В соборе святого Базилия у черных мраморных плит лежали венки из живых цветов и горели маленькие погребальные свечи. Каменщик выбил на плитах имена прихожан, погибших в первую мировую войну. У каждой состоятельной семьи была здесь своя плита, одна больше другой. Только в семье Грассхоф, как видно, многодетной, погибли в то время: один капитан, два поручика, коммерсант, инженер, два помещика, один пастор и один лесничий. После второй мировой войны не успели еще вырезать плиты из мрамора. Плиты были деревянные и стояли у стен бокового придела. Поставленные в память об умерших, они являлись своеобразным уроком истории. Достаточно было вглядеться в эти плиты и посчитать имена на пальцах, как правда истории начинала говорить сама за себя. В Польше, сообщали плиты, погибли четверо прихожан святого Базилия, во Франции остались только двое, на полях Советского Союза похоронено их больше ста. Длинной, печальной, позолоченной чередой тянулись имена, фамилии, звания, даты смерти, которые сопровождались кратким и выразительным некрологом: «Im Osten» — на Восточном фронте.
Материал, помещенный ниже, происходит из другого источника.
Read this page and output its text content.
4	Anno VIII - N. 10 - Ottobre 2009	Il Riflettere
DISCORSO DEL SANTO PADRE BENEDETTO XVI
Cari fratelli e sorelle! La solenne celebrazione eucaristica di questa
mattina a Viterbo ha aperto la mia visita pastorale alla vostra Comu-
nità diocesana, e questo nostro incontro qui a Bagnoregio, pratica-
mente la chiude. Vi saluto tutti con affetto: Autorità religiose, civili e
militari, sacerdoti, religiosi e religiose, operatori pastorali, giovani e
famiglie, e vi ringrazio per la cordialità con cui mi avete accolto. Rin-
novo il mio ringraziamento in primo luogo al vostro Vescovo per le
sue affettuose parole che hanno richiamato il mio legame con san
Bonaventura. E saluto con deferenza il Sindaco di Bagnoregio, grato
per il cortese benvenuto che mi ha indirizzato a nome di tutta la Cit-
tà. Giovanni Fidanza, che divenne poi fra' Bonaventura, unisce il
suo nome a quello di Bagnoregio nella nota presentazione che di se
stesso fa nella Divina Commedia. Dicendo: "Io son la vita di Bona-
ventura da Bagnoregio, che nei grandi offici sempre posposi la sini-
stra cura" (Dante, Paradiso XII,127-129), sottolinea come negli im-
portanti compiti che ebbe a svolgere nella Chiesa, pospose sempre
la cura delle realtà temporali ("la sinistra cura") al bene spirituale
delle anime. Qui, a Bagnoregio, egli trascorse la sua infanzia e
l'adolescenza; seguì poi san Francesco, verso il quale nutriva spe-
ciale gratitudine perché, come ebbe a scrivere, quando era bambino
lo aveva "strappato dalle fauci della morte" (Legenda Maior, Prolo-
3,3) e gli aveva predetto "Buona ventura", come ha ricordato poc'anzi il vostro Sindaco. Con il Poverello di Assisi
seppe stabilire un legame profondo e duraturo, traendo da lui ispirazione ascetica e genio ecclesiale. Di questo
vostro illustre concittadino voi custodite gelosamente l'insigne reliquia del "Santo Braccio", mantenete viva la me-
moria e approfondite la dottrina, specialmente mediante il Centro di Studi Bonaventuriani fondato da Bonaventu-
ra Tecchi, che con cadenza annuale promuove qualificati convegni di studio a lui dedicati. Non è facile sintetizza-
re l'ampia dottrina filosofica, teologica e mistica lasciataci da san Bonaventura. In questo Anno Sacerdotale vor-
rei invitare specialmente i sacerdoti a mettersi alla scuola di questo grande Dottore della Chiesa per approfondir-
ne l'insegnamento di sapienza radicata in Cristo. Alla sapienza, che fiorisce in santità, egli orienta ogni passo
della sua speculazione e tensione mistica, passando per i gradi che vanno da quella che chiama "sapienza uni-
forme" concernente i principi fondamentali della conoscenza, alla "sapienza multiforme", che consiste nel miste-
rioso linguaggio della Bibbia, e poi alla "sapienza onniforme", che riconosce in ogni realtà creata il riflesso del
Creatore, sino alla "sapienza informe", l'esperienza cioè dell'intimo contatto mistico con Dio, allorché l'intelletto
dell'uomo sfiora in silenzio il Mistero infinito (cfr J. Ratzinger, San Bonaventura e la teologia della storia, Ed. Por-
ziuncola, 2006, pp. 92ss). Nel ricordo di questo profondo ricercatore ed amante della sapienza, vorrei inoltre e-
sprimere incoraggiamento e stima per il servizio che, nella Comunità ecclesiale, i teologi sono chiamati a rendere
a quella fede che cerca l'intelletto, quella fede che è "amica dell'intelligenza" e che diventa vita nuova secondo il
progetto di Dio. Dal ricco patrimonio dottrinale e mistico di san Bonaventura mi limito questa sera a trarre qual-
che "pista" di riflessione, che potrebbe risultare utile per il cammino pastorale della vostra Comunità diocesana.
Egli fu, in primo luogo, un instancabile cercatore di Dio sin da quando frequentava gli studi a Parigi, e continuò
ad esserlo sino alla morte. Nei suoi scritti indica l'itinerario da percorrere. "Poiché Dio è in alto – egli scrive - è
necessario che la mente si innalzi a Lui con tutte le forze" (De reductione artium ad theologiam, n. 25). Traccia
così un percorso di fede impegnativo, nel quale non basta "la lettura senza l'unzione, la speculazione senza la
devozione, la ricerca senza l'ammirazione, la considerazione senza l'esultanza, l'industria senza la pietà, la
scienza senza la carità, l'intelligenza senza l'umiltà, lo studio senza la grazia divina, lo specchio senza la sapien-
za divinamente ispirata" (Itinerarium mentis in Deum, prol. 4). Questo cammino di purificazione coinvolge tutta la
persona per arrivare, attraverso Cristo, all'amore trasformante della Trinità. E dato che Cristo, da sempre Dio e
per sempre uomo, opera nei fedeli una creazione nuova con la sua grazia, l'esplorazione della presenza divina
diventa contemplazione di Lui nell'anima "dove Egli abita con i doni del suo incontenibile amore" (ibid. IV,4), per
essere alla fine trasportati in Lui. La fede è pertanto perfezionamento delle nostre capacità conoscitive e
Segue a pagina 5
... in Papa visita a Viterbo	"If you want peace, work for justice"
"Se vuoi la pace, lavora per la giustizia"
Эти надписи еще не успели почернеть, а венки у досок были совершенно свежими и сверкали капельками воды, которой их освежила заботливая рука.

IV

Уже смеркалось, когда, ознакомившись с городком и, как говорится, побеседовав с людьми, отправились мы в музыкальную школу, где после вручения наград ученикам — победителям шопеновского конкурса — должен был состояться концерт лауреата. Им оказался семнадцатилетний паренек, переселенец из Опольской Силезии. Директор школы утверждал, что юноша инстинктивно понимает музыку Шопена.

— Кровь, уверяю вас, кровь! — сказал он мне с воодушевлением. — Нет, пусть там пишут что угодно, а расовое родство — решающий момент. Особенно в искусстве! — И, поймав мой недоуменный взгляд, добавил с триумфом: — Его мать — полька!

— Но отец Шопена был француз!

— Я не утверждаю, что французы не понимают Шопена, — отпарировал директор, уязвленный.

Потом мы говорили об условиях жизни артистов после войны, о стараниях руководства провинции обеспечить профессуру и учеников продуктами и стипендиями, о нехватке инструментов и нот. Директор не жалел слов благодарности в адрес правительства и Культурбунда, вспомнил и о профессоре Генрихе К.

— Мы побаиваемся его выступления. Людей нужно убеждать осторожно, гуманно. У него же не хватает такта. Он дурно воспитан. Наверняка не понимает музыку; человек, любящий Баха, не станет произносить политические речи.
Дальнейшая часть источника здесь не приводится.